How to turn AI skills into better performance
What: Most organisations are failing to translate AI upskilling into measurable performance improvements due to gaps in integration, training, and leadership engagement.
Why it is important: The gap between AI investment and measurable performance is not narrowing — and the cost of that gap compounds as the pace of change accelerates.
Significant investment in AI upskilling rarely delivers proportionate performance gains. More than 60% of organisations report little to no ROI, and nearly 80% of AI transformations fall short of expectations. The problem is one of effectiveness: training happens, but performance does not follow. Value is created only when new tools are used inside real workflows, with learning embedded in the moment of need rather than taught in isolation. Organisations that close the gap embed capability building into actual work, address the identity shifts AI creates for employees, and realign incentives to reinforce new behaviours. Balancing technical AI skills with enduring human capabilities — judgment, collaboration, and problem solving — is equally critical. Converting capability investment into performance infrastructure is the defining challenge for organisations seeking sustained competitive advantage.
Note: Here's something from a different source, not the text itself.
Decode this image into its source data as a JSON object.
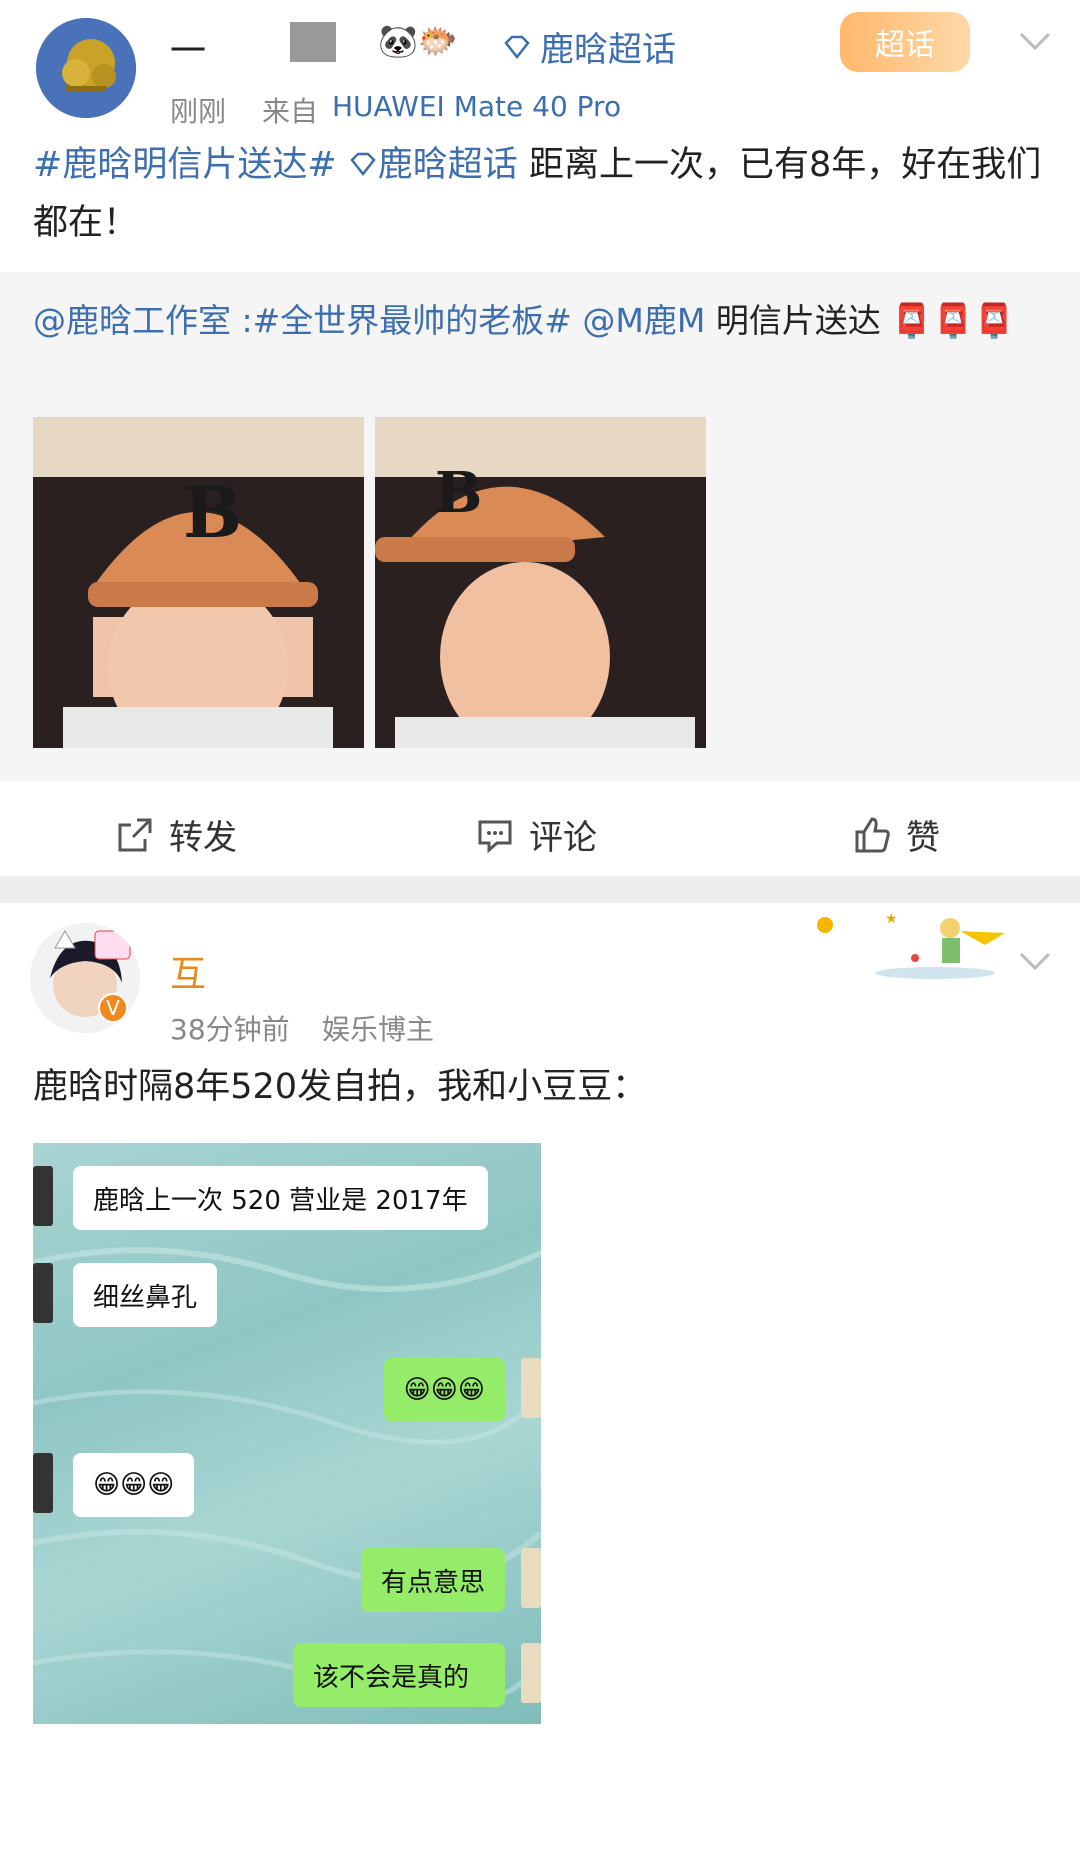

IADS Notes: Despite 71–72% of employees now using AI tools weekly, only 36% feel adequately prepared for AI-driven change, and just 10% of organisations have managed to scale their AI initiatives effectively, as highlighted by BCG and Journal du Net in June and September 2025 . AI adoption is forcing a fundamental rethink of workforce structures, skill requirements, and talent strategies — yet the gap between investment and workforce readiness persists. Harvard Business Review's March 2026 findings echo this: generative AI can accelerate productivity but also intensifies cognitive fatigue if not managed with well-structured training and clear practice frameworks . Human-centric approaches — comprehensive upskilling, workflow redesign, and leadership engagement — are repeatedly identified as critical success factors for translating AI capability into performance gains . A July 2025 BCG analysis identifies a parallel failure: skills-based organisations are not realising their potential, held back by the incomplete integration of business objectives, technology, and culture . The organisations that pull ahead will be those that treat capability building as performance infrastructure, investing in human judgment with the same seriousness they invest in tools.